Expected Output: The output will be a coherent and contextually appropriate response in Polish based on the provided input. For instance, if the prompt is about the seasons in Poland, the model could respond with a structured overview detailing each season.
Use Cases for this specific action:
- Content Creation: Generate articles, blog posts, or marketing materials in Polish with minimal effort.
- Chatbot Development: Enhance user interactions by providing accurate and engaging responses in Polish.
- Language Learning: Assist learners by generating examples or explanations in Polish, tailored to their level of understanding.
import requests
import json
# Replace with your actual Cognitive Actions API key and endpoint
# Ensure your environment securely handles the API key
COGNITIVE_ACTIONS_API_KEY = "YOUR_COGNITIVE_ACTIONS_API_KEY"

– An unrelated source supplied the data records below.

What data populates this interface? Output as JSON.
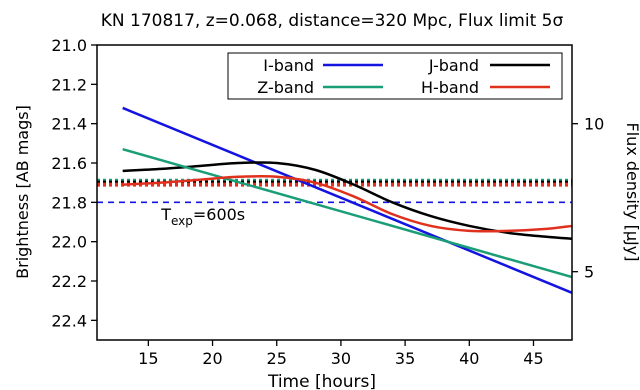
{
  "chart_data": {
    "type": "line",
    "title": "KN 170817, z=0.068, distance=320 Mpc, Flux limit 5σ",
    "xlabel": "Time [hours]",
    "ylabel": "Brightness [AB mags]",
    "y2label": "Flux density [μJy]",
    "xlim": [
      11,
      48
    ],
    "ylim": [
      21.0,
      22.5
    ],
    "y_inverted": true,
    "x_ticks": [
      15,
      20,
      25,
      30,
      35,
      40,
      45
    ],
    "y_ticks": [
      21.0,
      21.2,
      21.4,
      21.6,
      21.8,
      22.0,
      22.2,
      22.4
    ],
    "y2_ticks": [
      10,
      5
    ],
    "legend_position": "top-right",
    "annotation": {
      "text_main": "T",
      "text_sub": "exp",
      "text_tail": "=600s",
      "x": 16,
      "y": 21.86
    },
    "series": [
      {
        "name": "I-band",
        "color": "#1414e0",
        "style": "solid",
        "x": [
          13,
          48
        ],
        "y": [
          21.32,
          22.26
        ]
      },
      {
        "name": "J-band",
        "color": "#000000",
        "style": "solid",
        "x": [
          13,
          16,
          19,
          22,
          25,
          28,
          31,
          34,
          37,
          40,
          43,
          46,
          48
        ],
        "y": [
          21.64,
          21.63,
          21.615,
          21.6,
          21.6,
          21.635,
          21.71,
          21.8,
          21.87,
          21.92,
          21.955,
          21.975,
          21.985
        ]
      },
      {
        "name": "Z-band",
        "color": "#1a9e77",
        "style": "solid",
        "x": [
          13,
          48
        ],
        "y": [
          21.53,
          22.18
        ]
      },
      {
        "name": "H-band",
        "color": "#e0301e",
        "style": "solid",
        "x": [
          13,
          16,
          19,
          22,
          25,
          28,
          31,
          34,
          37,
          40,
          43,
          46,
          48
        ],
        "y": [
          21.71,
          21.7,
          21.685,
          21.67,
          21.67,
          21.7,
          21.77,
          21.86,
          21.92,
          21.945,
          21.945,
          21.935,
          21.92
        ]
      }
    ],
    "limits": [
      {
        "series": "Z-band",
        "color": "#1a9e77",
        "style": "dotted",
        "y": 21.69
      },
      {
        "series": "J-band",
        "color": "#000000",
        "style": "dotted",
        "y": 21.7
      },
      {
        "series": "H-band",
        "color": "#e0301e",
        "style": "dotted",
        "y": 21.71
      },
      {
        "series": "I-band",
        "color": "#1414e0",
        "style": "dashed",
        "y": 21.8
      }
    ]
  }
}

# This endpoint URL is hypothetical and should be documented for users
COGNITIVE_ACTIONS_EXECUTE_URL = "https://api.cognitiveactions.com/actions/execute"

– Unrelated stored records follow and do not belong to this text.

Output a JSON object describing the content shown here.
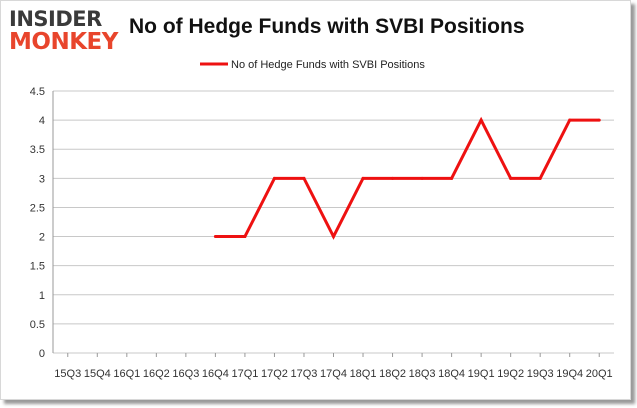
{
  "logo": {
    "line1": "INSIDER",
    "line2": "MONKEY"
  },
  "chart_data": {
    "type": "line",
    "title": "No of Hedge Funds with SVBI Positions",
    "categories": [
      "15Q3",
      "15Q4",
      "16Q1",
      "16Q2",
      "16Q3",
      "16Q4",
      "17Q1",
      "17Q2",
      "17Q3",
      "17Q4",
      "18Q1",
      "18Q2",
      "18Q3",
      "18Q4",
      "19Q1",
      "19Q2",
      "19Q3",
      "19Q4",
      "20Q1"
    ],
    "series": [
      {
        "name": "No of Hedge Funds with SVBI Positions",
        "values": [
          null,
          null,
          null,
          null,
          null,
          2,
          2,
          3,
          3,
          2,
          3,
          3,
          3,
          3,
          4,
          3,
          3,
          4,
          4
        ]
      }
    ],
    "ylim": [
      0,
      4.5
    ],
    "yticks": [
      0,
      0.5,
      1,
      1.5,
      2,
      2.5,
      3,
      3.5,
      4,
      4.5
    ],
    "grid": true,
    "legend": "top-center",
    "colors": {
      "line": "#ee1111",
      "grid": "#c8c8c8"
    }
  }
}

action_id = "46dd9598-72f5-42be-8620-abb58936110a" # Action ID for: Generate Polish Text
# Construct the exact input payload based on the action's requirements
# This example uses the predefined example_input for this action:
payload = {
"topP": 1,
"input": "Jakie pory roku mamy w Polsce?",
"maxLength": 1000,
"temperature": 0.75,
"systemMessage": "Odpowiadaj krótko, precyzyjnie i wyłącznie w języku polskim.",
"repetitionPenalty": 1
}
headers = {
"Authorization": f"Bearer {COGNITIVE_ACTIONS_API_KEY}",
"Content-Type": "application/json",
# Add any other required headers for the Cognitive Actions API
}
# Prepare the request body for the hypothetical execution endpoint
request_body = {
"action_id": action_id,
"inputs": payload
}
print(f"--- Calling Cognitive Action: {action.name or action_id} ---")

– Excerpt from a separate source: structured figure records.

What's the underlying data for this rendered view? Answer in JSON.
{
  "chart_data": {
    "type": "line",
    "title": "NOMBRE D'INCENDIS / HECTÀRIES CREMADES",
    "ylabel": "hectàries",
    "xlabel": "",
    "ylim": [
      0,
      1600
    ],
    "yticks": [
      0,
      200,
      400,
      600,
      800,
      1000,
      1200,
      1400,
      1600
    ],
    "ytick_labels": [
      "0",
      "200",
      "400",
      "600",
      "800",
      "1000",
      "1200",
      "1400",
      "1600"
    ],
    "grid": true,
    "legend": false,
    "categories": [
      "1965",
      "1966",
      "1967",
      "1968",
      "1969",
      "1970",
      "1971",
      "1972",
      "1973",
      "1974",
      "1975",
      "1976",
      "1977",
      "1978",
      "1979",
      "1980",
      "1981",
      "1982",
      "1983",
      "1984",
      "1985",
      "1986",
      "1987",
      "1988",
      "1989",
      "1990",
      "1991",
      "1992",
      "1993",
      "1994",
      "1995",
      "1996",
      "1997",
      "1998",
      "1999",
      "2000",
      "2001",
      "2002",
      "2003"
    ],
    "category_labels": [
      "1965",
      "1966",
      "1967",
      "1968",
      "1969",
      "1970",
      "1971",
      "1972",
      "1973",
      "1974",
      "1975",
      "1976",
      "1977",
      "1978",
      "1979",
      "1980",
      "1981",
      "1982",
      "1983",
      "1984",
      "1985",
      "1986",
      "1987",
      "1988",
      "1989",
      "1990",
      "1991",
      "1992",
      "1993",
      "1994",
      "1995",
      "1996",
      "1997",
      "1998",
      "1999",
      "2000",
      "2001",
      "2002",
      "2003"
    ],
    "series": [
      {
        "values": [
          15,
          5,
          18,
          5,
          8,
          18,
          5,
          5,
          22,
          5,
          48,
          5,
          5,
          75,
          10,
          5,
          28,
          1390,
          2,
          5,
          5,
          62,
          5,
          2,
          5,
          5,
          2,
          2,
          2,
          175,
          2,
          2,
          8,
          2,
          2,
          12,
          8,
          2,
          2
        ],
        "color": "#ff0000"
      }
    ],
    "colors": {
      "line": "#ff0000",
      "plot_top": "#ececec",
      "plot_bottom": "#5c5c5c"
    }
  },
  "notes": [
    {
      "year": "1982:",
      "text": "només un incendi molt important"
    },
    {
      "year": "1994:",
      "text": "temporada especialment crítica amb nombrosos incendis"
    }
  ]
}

print(f"Endpoint: {COGNITIVE_ACTIONS_EXECUTE_URL}")
print(f"Action ID: {action_id}")
print("Payload being sent:")
print(json.dumps(request_body, indent=2))
print("------------------------------------------------")
try:
response = requests.post(
COGNITIVE_ACTIONS_EXECUTE_URL,
headers=headers,
json=request_body
)
response.raise_for_status() # Raise an exception for bad status codes (4xx or 5xx)
result = response.json()
print("Action executed successfully. Result:")
print(json.dumps(result, indent=2))
except requests.exceptions.RequestException as e:
print(f"Error executing action {action_id}: {e}")
if e.response is not None:
print(f"Response status: {e.response.status_code}")
try:
print(f"Response body: {e.response.json()}")
except json.JSONDecodeError:
print(f"Response body (non-JSON): {e.response.text}")
print("------------------------------------------------")
Conclusion
The Bielik 11b V2.3 Instruct model streamlines the process of generating high-quality Polish text, making it an invaluable resource for developers. By utilizing its advanced capabilities, you can enhance user engagement, improve content quality, and create innovative applications that cater to Polish-speaking audiences. As you explore this action further, consider how it can be integrated into your projects to deliver meaningful and contextually relevant text outputs.